While COVID-19 will impact Ontario and the entire world for the foreseeable future, the 2020 Budget begins to build the foundation for a strong economic recovery fueled by growth. Among the major initiatives proposed by the government are a reduction of job-killing electricity prices, reducing taxes on jobs, connecting unserved and underserved communities with a historic investment in broadband infrastructure, and providing workers with skills training — including those impacted by the pandemic, such as tourism and hospitality workers — to help them connect to jobs needing high-demand skills.

The government is also acting immediately to reduce taxes for job creators and level the playing field by lowering high provincial business property tax rates to a rate of 0.88 per cent for over 200,000 properties — or 94 per cent of all business properties in the province. This would create $450 million in annual savings in 2021, representing a 30 per cent reduction for many employers.

Ontario is responding to requests from local governments by proposing to provide municipalities with the ability to cut property tax for small businesses and a provincial commitment to consider matching these reductions. This would provide small businesses as much as $385 million in total municipal and provincial property tax relief by 2022-23, depending on municipal adoption.

The province is also ending a tax on jobs for an additional 30,000 employers by proposing to make permanent the Employer Health Tax (EHT) exemption increase from $490,000 to $1 million. This would save private-sector employers $360 million in 2021-22 that could be reinvested in jobs and growth. About 90 per cent of employers would pay no EHT with this additional relief.

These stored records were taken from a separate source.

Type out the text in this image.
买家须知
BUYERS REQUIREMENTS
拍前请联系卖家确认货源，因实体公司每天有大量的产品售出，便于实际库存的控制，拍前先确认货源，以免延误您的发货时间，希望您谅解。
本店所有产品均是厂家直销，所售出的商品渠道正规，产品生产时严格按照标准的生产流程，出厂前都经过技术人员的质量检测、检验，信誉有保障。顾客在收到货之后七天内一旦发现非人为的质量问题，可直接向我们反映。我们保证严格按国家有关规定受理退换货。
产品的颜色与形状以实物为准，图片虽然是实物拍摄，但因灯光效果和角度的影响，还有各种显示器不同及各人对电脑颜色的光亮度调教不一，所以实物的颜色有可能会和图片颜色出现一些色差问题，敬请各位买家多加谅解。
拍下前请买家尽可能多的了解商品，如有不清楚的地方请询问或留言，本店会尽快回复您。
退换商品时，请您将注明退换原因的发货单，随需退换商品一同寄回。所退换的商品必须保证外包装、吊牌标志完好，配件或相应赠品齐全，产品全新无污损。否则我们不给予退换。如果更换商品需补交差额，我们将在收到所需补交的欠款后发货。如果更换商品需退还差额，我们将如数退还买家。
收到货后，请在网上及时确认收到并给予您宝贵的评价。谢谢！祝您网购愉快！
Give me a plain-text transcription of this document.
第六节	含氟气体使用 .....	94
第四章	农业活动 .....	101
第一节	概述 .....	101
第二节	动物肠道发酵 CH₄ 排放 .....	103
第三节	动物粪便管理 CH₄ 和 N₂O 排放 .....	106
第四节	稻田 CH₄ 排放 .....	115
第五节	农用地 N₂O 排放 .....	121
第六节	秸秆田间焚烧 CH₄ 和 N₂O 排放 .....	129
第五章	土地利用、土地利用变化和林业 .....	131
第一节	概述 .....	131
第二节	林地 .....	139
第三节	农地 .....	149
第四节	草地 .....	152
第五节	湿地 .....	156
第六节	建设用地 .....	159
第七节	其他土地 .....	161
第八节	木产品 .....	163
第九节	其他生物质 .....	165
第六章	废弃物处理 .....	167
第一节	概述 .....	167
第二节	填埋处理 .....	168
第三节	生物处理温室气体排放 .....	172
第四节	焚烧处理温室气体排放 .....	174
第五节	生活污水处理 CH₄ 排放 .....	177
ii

The 2020 Budget outlines a plan to reduce the burden on employers of Ontario's high-cost contracts with non-hydro renewable energy producers, which will be wound down once and for all. Starting on January 1, 2021, a portion of the cost of these contracts, entered under the previous government, will be funded by the Province, not the ratepayers. This electricity cost relief would free up money that could be better spent creating jobs. Medium-size and larger industrial and commercial employers would save about 14 and 16 per cent respectively, on average, on their bills starting in 2021. This means Ontario will go from having some of the least competitive electricity prices to prices that are more competitive than the average in the United States.

“Because of the pandemic, this budget is much more important than budgets in previous years,” Thompson said. “That is why we have taken major steps to ensure that we will protect and support our citizens and we have a solid plan to help our economy recover.”

The government is projecting a deficit of $38.5 billion for 2020-21, which is unchanged from the deficit forecast at the time of the 2020-21 First Quarter Finances and reflects urgent spending necessary for the fight against COVID-19. Over the medium term, the government is forecasting steadily declining deficits of $33.1 billion in 2021-22 and $28.2 billion in 2022-23. Acknowledging the continued uncertainty of the global pandemic, the government plans to table a multi-year plan including a path to balance in the 2021 Budget by March 31, 2021.